LA CERILLA

Si a aquellos cavernícolas de la Edad de Piedra alguien les hubiera mostrado el funcionamiento de una cerilla se hubieran quedado de eso, de piedra, ya que ellos se lo tenían que currar en plan primitivo, frotando palitos para obtener el fuego.

Los romanos utilizaban una especie de estaca con un hongo llamado agárico que al frotarse producía una llama. Seguramente a Nerón estos agáricos le resultaban familiares y atractivos. Este emperador se pirraba por dos cosas: por el fuego y por la poesía. Tras el incendio de Roma se encontraron, medio chamuscados, restos de algunos de sus supuestos poemas. En traducción muy libre, venían a decir algo como esto:

¡Oh, momento sublime y mágico

cuando el poeta la decisión toma

de que prendan mil agáricos

y le metan fuego a Roma!...

... ¡Que los dioses se estremezcan

ante tan bella visión

y que glosen la grandeza

del emperador Nerón!...

... Cantad, romanos conmigo,

que quien mis versos no entone

encontrará un final trágico,

pues quemaré sus co...

con la llama de un agárico.

... Cantad conmigo o haré cuanto digo... (etcétera, etcétera)

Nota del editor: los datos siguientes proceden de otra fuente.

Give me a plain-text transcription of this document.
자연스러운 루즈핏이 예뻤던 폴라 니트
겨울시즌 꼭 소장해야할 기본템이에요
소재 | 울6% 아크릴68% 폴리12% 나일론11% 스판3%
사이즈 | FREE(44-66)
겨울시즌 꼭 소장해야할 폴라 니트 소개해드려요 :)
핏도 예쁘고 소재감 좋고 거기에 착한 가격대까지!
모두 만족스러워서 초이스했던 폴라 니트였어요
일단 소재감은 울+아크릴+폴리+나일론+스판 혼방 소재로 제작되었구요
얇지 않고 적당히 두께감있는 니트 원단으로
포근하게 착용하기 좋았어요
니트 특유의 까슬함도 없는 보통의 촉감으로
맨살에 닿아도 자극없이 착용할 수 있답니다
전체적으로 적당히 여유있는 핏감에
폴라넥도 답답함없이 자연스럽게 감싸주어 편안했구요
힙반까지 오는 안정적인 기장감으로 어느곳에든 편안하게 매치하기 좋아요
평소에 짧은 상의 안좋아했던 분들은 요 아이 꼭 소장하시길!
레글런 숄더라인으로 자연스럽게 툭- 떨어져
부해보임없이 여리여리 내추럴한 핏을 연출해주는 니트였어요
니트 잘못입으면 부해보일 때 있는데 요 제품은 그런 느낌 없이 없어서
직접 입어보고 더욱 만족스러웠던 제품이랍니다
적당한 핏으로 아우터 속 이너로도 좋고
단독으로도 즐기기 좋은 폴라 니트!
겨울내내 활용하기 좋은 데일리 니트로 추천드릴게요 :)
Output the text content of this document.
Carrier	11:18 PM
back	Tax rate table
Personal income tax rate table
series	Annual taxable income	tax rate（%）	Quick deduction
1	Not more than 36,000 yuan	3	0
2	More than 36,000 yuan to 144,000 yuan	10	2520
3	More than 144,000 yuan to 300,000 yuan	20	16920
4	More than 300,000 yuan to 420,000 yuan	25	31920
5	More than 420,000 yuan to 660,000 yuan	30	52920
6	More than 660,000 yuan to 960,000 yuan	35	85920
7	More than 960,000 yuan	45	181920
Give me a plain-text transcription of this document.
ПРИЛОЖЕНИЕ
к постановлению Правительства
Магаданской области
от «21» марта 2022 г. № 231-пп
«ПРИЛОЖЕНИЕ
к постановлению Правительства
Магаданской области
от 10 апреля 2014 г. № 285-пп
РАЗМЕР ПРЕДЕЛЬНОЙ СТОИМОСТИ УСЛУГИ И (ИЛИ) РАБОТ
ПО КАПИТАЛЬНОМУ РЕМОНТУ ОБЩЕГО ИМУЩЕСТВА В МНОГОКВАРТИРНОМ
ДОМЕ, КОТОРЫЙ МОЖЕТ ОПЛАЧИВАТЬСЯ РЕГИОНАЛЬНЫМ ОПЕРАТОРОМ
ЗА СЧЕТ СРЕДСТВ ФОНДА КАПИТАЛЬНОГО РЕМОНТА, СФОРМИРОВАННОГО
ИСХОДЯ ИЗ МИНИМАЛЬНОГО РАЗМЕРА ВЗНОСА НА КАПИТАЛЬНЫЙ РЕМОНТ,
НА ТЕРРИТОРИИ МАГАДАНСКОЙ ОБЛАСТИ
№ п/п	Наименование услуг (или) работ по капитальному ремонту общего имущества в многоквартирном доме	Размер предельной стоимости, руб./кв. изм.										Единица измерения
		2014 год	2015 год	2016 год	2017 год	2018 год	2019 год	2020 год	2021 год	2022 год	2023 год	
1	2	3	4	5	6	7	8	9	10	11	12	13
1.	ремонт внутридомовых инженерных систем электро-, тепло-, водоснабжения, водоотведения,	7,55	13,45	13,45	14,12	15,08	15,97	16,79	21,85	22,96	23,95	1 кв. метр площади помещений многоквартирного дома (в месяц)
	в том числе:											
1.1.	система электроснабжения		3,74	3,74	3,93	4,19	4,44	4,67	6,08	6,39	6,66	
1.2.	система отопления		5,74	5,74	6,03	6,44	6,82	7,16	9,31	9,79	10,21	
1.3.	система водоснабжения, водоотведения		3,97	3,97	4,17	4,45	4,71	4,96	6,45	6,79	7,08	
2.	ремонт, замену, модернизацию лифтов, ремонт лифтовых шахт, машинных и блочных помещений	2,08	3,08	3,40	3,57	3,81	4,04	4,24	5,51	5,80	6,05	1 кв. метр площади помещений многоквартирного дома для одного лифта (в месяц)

Nerón demostró ser un pésimo poeta, pero un excelente pirómano carente de cualquier escrúpulo.

Con la aparición del tabaco en el siglo XVII se empezaron a fabricar unas maderitas que para que prendieran había que mojarlas a menudo en azufre.

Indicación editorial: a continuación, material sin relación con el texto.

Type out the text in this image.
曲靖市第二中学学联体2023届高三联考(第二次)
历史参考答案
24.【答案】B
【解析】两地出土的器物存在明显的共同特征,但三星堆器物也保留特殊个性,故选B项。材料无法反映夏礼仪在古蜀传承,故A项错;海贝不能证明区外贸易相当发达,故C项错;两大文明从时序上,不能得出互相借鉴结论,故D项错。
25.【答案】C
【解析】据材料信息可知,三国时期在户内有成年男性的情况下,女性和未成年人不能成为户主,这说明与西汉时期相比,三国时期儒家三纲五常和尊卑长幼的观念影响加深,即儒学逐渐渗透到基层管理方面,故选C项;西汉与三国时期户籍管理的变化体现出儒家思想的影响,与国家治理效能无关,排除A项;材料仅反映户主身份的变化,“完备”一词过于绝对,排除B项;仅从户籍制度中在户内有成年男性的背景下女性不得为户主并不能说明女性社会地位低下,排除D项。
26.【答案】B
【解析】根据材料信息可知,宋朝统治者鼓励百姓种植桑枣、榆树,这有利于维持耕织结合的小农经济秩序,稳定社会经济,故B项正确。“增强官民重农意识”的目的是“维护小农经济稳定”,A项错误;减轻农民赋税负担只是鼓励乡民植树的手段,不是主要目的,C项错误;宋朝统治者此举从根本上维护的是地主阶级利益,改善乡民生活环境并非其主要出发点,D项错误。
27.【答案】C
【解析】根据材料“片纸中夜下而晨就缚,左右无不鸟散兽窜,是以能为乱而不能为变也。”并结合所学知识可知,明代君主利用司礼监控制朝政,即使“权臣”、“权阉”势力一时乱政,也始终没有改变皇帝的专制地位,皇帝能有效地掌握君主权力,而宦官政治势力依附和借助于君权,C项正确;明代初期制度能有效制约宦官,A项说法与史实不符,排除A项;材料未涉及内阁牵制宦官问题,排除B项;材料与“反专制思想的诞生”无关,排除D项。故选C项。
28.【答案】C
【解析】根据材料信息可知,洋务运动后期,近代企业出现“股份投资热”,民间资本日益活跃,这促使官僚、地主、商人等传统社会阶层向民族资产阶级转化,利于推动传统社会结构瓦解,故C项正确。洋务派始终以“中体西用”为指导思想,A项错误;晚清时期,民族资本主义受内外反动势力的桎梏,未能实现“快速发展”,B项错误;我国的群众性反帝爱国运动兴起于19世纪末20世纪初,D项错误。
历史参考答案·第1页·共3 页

Y fue ya en el siglo XIX cuando se dice que la cerilla, tal cual la conocemos ahora, fue inventada por el inglés John Walker, que en lugar de dedicarse a hacer whisky, como su propio nombre indicaba, le dio por la cosa de la cerilla. Y se dice, porque hay otra versión que asegura que el descubrimiento se debe más bien a su criado C. Astor, que lo hizo de una manera fortuita. Al parecer, transportaba por órdenes de su amo un montón de recipientes que contenían mogollón de potasio, cloruro, fósforo blanco, resina y vaya usted a saber cuántas cosas más. El caso es que uno de los tablones del suelo de madera cedió y el sirviente se cayó, quedando desparramado por el suelo el contenido de los recipientes. Al proceder a levantar la madera que se había hundido, el roce de la misma con la mezcla de aquellos productos provocó una intensa llama. Al ver aquel jaleo, su amo al principio se enfadó, pero enseguida se dio cuenta de que allí estaba la clave del invento. Y así, a la chita callando, presentó al mundo las primeras cerillas de madera cuando corría el año 1830. Y el pobre C. Astor, que en realidad fue el que cayó, calló también por orden de mister John Walker.

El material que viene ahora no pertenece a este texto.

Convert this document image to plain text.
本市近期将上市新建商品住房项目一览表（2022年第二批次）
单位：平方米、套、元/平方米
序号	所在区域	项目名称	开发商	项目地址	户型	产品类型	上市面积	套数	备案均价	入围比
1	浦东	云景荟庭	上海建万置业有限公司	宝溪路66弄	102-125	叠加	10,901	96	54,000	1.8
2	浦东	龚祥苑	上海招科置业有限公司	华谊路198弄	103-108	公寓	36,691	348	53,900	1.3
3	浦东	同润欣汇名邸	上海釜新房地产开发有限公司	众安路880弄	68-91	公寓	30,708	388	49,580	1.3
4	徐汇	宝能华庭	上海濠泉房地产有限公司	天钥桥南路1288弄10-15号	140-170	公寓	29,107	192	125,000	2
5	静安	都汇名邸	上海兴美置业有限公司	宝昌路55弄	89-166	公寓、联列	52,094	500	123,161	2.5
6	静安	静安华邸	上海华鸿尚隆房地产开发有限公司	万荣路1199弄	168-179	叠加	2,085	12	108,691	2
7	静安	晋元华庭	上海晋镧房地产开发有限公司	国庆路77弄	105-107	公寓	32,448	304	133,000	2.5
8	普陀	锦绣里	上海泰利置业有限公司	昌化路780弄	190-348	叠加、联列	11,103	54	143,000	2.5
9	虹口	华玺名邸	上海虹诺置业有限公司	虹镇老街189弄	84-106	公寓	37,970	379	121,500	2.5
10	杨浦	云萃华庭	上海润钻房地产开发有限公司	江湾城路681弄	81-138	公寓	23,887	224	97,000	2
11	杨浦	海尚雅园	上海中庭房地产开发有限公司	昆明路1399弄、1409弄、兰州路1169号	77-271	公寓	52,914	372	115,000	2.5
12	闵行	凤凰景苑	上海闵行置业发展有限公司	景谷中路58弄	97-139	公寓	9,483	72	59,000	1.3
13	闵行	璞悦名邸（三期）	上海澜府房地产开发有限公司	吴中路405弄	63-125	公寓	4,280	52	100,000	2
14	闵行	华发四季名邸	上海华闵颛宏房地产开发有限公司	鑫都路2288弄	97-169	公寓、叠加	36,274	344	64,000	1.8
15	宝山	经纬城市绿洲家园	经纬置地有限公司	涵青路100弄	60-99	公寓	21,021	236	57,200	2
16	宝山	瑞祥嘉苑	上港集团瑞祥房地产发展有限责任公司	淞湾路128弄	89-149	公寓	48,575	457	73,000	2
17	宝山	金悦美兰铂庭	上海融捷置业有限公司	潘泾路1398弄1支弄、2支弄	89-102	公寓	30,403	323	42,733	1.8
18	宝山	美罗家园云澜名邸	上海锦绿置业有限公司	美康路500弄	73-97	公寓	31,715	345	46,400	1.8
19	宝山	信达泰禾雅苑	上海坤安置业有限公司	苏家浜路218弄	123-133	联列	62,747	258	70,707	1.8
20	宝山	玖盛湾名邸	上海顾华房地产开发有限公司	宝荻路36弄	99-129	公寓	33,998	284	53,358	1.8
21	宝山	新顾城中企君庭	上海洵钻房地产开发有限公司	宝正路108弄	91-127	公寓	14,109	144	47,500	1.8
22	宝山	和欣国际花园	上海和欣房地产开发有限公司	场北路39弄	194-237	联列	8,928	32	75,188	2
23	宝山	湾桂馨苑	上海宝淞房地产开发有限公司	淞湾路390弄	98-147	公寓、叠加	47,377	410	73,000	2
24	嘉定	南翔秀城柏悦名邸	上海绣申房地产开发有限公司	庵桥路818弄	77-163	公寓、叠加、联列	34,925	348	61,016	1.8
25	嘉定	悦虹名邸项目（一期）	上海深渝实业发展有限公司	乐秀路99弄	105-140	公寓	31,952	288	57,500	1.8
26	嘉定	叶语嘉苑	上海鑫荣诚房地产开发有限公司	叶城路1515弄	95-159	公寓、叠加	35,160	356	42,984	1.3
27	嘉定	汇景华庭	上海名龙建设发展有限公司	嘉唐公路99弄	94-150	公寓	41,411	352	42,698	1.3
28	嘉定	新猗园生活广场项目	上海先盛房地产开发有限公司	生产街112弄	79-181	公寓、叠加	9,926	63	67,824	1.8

Por aquellas fechas las cerillas habían tomado cuerpo, pero les faltaba la cabeza, y hete aquí, mire usted por dónde, que dos científicos ponían las suyas (sus cabezas) a pensar para subsanar esta carencia. El francés Charles Sauria y el austriaco Von Roemer, por separado y cada uno a su bola, dan con la solución al complementarla con la parte capital, dotándola de una «cabeza» cuyos componentes eran el fósforo blanco y el clorato de potasa, eliminando el sulfuro de antimonio.

Más tarde, como el fósforo blanco se inflamaba a saco, se decide que a este habría que sustituirlo por el fósforo rojo, una variedad alotrópica del blanco. Pero ¿qué es eso de alotrópica? ¿Qué significa ese palabro?...

Seguramente algún lector lo habrá relacionado con el caribe, pero nada que ver. Alotrópica viene del griego y significa mutación, cambio. La alotropía es la propiedad de algunos elementos químicos (como el fósforo y el azufre) de formar moléculas diversas por su estructura o número de átomos constituyentes, circunstancia que pocos tienen en cuenta a la hora de encender una cerilla. Y es que las cosas no son tan simples como parecen. ¿Se rasca y... ¡hala!?, ¡pues no!

En 1879 los franceses Calien y Seven inventaron un modelo de cerilla cuya cabeza podría hacer llama al frotarla sobre cualquier superficie, siempre que fuera mínimamente rugosa. En la actualidad hay cerillas para todos los gustos: las de seguridad, que no tienen fósforo en la mezcla de la cabeza, pero sí lo llevan en el rascador y solo se encienden si se frotan en él. Las de tirón, que se encienden automáticamente sacándolas con energía de la caja especial que las contienen. Las que tienen cabezas de varios colores, simplemente porque molan más y son más sofisticadas y variopintas. Las especialmente fabricadas «contra viento y marea», que no se apagan aunque sople el siroco porque sus cabezas contienen mucho clorato y bicromato. Y además de todo este muestrario están las bengalas con llama de colores diferentes.

La producción mundial anual de cerillas actualmente es tal que sería prácticamente imposible fabricar una caja que pudiera contenerlas a todas. Ni se ha intentado (lo que nos parece muy bien, porque fabricar una caja tan grande es una tontería bastante importante, que además no sirve para nada de provecho). A pesar de su tamaño insignificante, la cerilla es un objeto tan peligroso y trascendente que con solo una de ellas se podría incendiar todo un bosque. Y ya se sabe, «cuando un bosque se quema... para el constructor hay tema».